Counting Zero For Everything

Plain brewed cups can be zero. Swallowed solids aren’t. If you want honest numbers, count grams when you ingest the powder.

Forgetting The Milk

Milky drinks climb fast. Milk alternatives vary too. Some unsweetened cartons sit near 30 per half cup, sweetened versions can double that. Read the carton and copy the serving line into your app.

Using Vendor Claims As Facts

Retail pages often skip nutrition panels. When you need a baseline, general herbal tea entries from USDA-based databases are a safer anchor than ad copy.

Labeling Notes For Curious Readers

Herbal infusions don’t usually carry full nutrition panels. When products do carry panels, calorie lines are built from standard conversion factors: fat 9, carbohydrate 4, and protein 4 per gram. Fibers often use lower factors. That explains tiny or zero listings on many tea products.

Curious about status and risks? Federal pages describe current concerns and do not approve products for medical use. For brewed herbal calorie baselines, USDA-derived entries show near-zero values for unsweetened cups.

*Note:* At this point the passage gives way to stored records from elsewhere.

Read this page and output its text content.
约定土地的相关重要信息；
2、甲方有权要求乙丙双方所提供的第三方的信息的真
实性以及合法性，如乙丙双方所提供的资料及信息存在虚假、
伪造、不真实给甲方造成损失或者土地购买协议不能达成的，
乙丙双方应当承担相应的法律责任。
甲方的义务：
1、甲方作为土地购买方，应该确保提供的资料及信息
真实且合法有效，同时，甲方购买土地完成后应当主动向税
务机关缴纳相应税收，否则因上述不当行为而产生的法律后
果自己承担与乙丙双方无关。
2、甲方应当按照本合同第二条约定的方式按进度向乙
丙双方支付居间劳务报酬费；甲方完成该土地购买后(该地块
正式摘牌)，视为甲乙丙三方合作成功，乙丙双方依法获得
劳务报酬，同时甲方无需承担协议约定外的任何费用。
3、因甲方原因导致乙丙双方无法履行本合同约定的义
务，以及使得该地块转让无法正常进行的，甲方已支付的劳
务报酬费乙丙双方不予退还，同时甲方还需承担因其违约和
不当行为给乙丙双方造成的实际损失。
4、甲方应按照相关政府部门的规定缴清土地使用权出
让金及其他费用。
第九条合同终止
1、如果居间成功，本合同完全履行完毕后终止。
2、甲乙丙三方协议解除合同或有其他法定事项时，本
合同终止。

Simple Rules To Keep Numbers Low

Skip Sugar

Use lemon or ginger for flavor instead. Sweeteners deliver most of the energy.

Strain Well

Leave solids in the filter. That keeps the intake close to zero.

Track Add-Ins

Weigh recipes once. Save them as custom entries in your tracker for easy reuse.

Worked Examples

Plain, Strained Cup

Steep crushed leaf, strain well, no sweetener. Log 0–2 kcal. Rounding rules in trackers may round that down to zero.

Powder In Water

Two level grams in a glass with no extras. Count 6–8 kcal. If your scoop weighs three grams, call it 9–12. Small, but not nothing.

Sweet Latte Style

One cup brewed tea plus 120 ml 2% milk and one teaspoon sugar. That’s ~76 extra from the add-ins alone, with the leaf bringing only a sliver. If you prefer whole milk, the same cup jumps closer to 90 from the dairy and sugar.

Capsule Routine

Four medium capsules often deliver 2 grams total. Count 6–8 kcal. The capsule shells add a trace that rarely changes the line item.

Method Notes

Ranges above reflect standard macronutrient math and common serving sizes seen across tea and supplement use. Herbal tea baselines come from USDA-based databases that list zero calories for unsweetened cups.

Numbers are estimates, not lab tests. Brands vary in grind, moisture, and density, so your gram measurements give tracking results.

Where This Fits In Your Day

Calories work like a budget. When most cups land near zero, you can save the room for real meals. That’s simple nutrition accounting, not a loophole.

If you’re dialing macros for fat loss, pair low-energy drinks with balanced meals and steady steps. When walking is part of your plan, daily movement makes logging feel easier and more consistent.